You keep telling us you need those tax cuts in order to create jobs.  I’ve asked this before and I’ll ask it again.  You’ve enjoyed those tax cuts for some time now and just where are all those those jobs you promised to create?  I guess you never really came out and said you were going to create American jobs, now did you?  Our bad; when will we ever learn to be more specific in how we word things.

I just had a thought.  One way to reduce government spending would be to eliminate the IRS and just have the common folk send their money directly to the greedy bastards.

This morning I was listening to the Diane Rehm show on NPR.  One of her guests was Ron Elving, the senior Washington editor for NPR news who was of the opinion that had the Bush tax cuts expired earlier the country would not be faced with the huge deficit and we wouldn’t be as far up that nasty creek without a paddle as we now find ourselves.  He urged people to call our representatives and let our wishes be known because those people (the representatives) want to do the best for their constituents.  I think that is a load of that creek water I just mentioned.

Do we (the regular people without piles of money) really have representatives?  Sadly, with a few exceptions, I think the answer is no.  I don’t, for a minute, believe that most of the people on the hill are there because they give a rat’s ass about we, the people.  I believe they are there because they wanted a cushy, prestigious career, loaded with perks (like being bought and paid for by those rich guys I mentioned earlier).
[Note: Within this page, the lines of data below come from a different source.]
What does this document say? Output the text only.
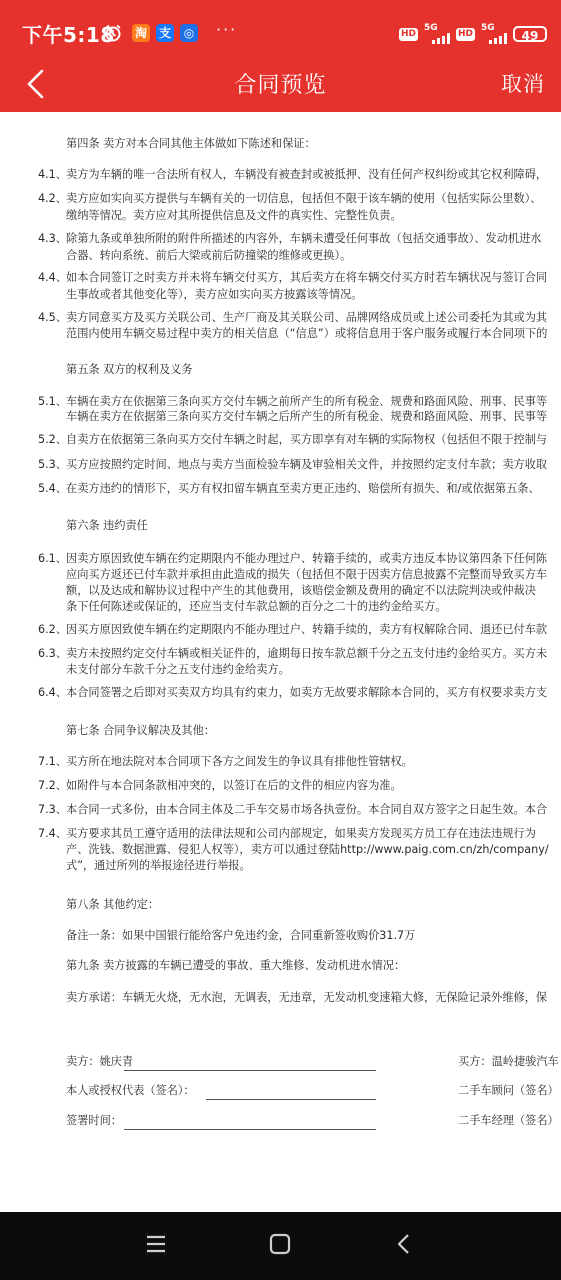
下午5:18 淘 支	◎ ···	HD
5G
HD
5G
49
合同预览	取消
第四条 卖方对本合同其他主体做如下陈述和保证：
4.1、 卖方为车辆的唯一合法所有权人，车辆没有被查封或被抵押、没有任何产权纠纷或其它权利障碍，
4.2、 卖方应如实向买方提供与车辆有关的一切信息，包括但不限于该车辆的使用（包括实际公里数）、
缴纳等情况。卖方应对其所提供信息及文件的真实性、完整性负责。
4.3、 除第九条或单独所附的附件所描述的内容外，车辆未遭受任何事故（包括交通事故）、发动机进水
合器、转向系统、前后大梁或前后防撞梁的维修或更换）。
4.4、 如本合同签订之时卖方并未将车辆交付买方，其后卖方在将车辆交付买方时若车辆状况与签订合同
生事故或者其他变化等），卖方应如实向买方披露该等情况。
4.5、 卖方同意买方及买方关联公司、生产厂商及其关联公司、品牌网络成员或上述公司委托为其或为其
范围内使用车辆交易过程中卖方的相关信息（“信息”）或将信息用于客户服务或履行本合同项下的
第五条 双方的权利及义务
5.1、 车辆在卖方在依据第三条向买方交付车辆之前所产生的所有税金、规费和路面风险、刑事、民事等
车辆在卖方在依据第三条向买方交付车辆之后所产生的所有税金、规费和路面风险、刑事、民事等
5.2、 自卖方在依据第三条向买方交付车辆之时起，买方即享有对车辆的实际物权（包括但不限于控制与
5.3、 买方应按照约定时间、地点与卖方当面检验车辆及审验相关文件，并按照约定支付车款；卖方收取
5.4、 在卖方违约的情形下，买方有权扣留车辆直至卖方更正违约、赔偿所有损失、和/或依据第五条、
第六条 违约责任
6.1、 因卖方原因致使车辆在约定期限内不能办理过户、转籍手续的，或卖方违反本协议第四条下任何陈
应向买方返还已付车款并承担由此造成的损失（包括但不限于因卖方信息披露不完整而导致买方车
额，以及达成和解协议过程中产生的其他费用，该赔偿金额及费用的确定不以法院判决或仲裁决
条下任何陈述或保证的，还应当支付车款总额的百分之二十的违约金给买方。
6.2、 因买方原因致使车辆在约定期限内不能办理过户、转籍手续的，卖方有权解除合同、退还已付车款
6.3、 卖方未按照约定交付车辆或相关证件的，逾期每日按车款总额千分之五支付违约金给买方。买方未
未支付部分车款千分之五支付违约金给卖方。
6.4、 本合同签署之后即对买卖双方均具有约束力，如卖方无故要求解除本合同的，买方有权要求卖方支
第七条 合同争议解决及其他：
7.1、 买方所在地法院对本合同项下各方之间发生的争议具有排他性管辖权。
7.2、 如附件与本合同条款相冲突的，以签订在后的文件的相应内容为准。
7.3、 本合同一式多份，由本合同主体及二手车交易市场各执壹份。本合同自双方签字之日起生效。本合
7.4、 买方要求其员工遵守适用的法律法规和公司内部规定，如果卖方发现买方员工存在违法违规行为
产、洗钱、数据泄露、侵犯人权等），卖方可以通过登陆http://www.paig.com.cn/zh/company/
式”，通过所列的举报途径进行举报。
第八条 其他约定：
备注一条：如果中国银行能给客户免违约金，合同重新签收购价31.7万
第九条 卖方披露的车辆已遭受的事故、重大维修、发动机进水情况：
卖方承诺：车辆无火烧，无水泡，无调表，无违章，无发动机变速箱大修，无保险记录外维修，保
卖方：姚庆青	买方：温岭捷骏汽车
本人或授权代表（签名）：	二手车顾问（签名）
签署时间：	二手车经理（签名）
I think many Americans are so fed up they would hold demonstrations in Washington, but no one can afford the travel expenses.  I think we should, en masse, take our cues from our great leaders and contact our creditors and tell them that unless they raise our credit lines by September 30, we are all going  to default on everything we owe  to everyone.  That would bring the economy to its knees in no time flat, so we now have leverage to play like the big boys and insist on a government bailout.  After all isn’t our collective credit rating as important to us as the triple A rating is  to our government?

The way I see it we have two separate issues.  One is how the government is funded and by whom, and the other is how the funds are spent.  As it stands now both systems are broken; it is as if our country is a big game of monopoly being played by a bunch of drunken monkeys.  The party’s over.  I’m not privy to all of our spending, but in my little world I see so much waste I can only imagine that is just a representative sample of the big picture.

We’ve been in this recession, that feels more like a depression, for a very long time and I don’t see an end in sight.  A big contributor to our current situation was the mortgage debacle and the subsequent real estate bubble that popped.  Japan experienced a similar real estate bubble burst and a decade later is still in a recession.  That does not bode well for any of us.

Most of the world economies seem to be in dire straits these days.  My solution.  We zero everything out, wipe the slate clean, and start over.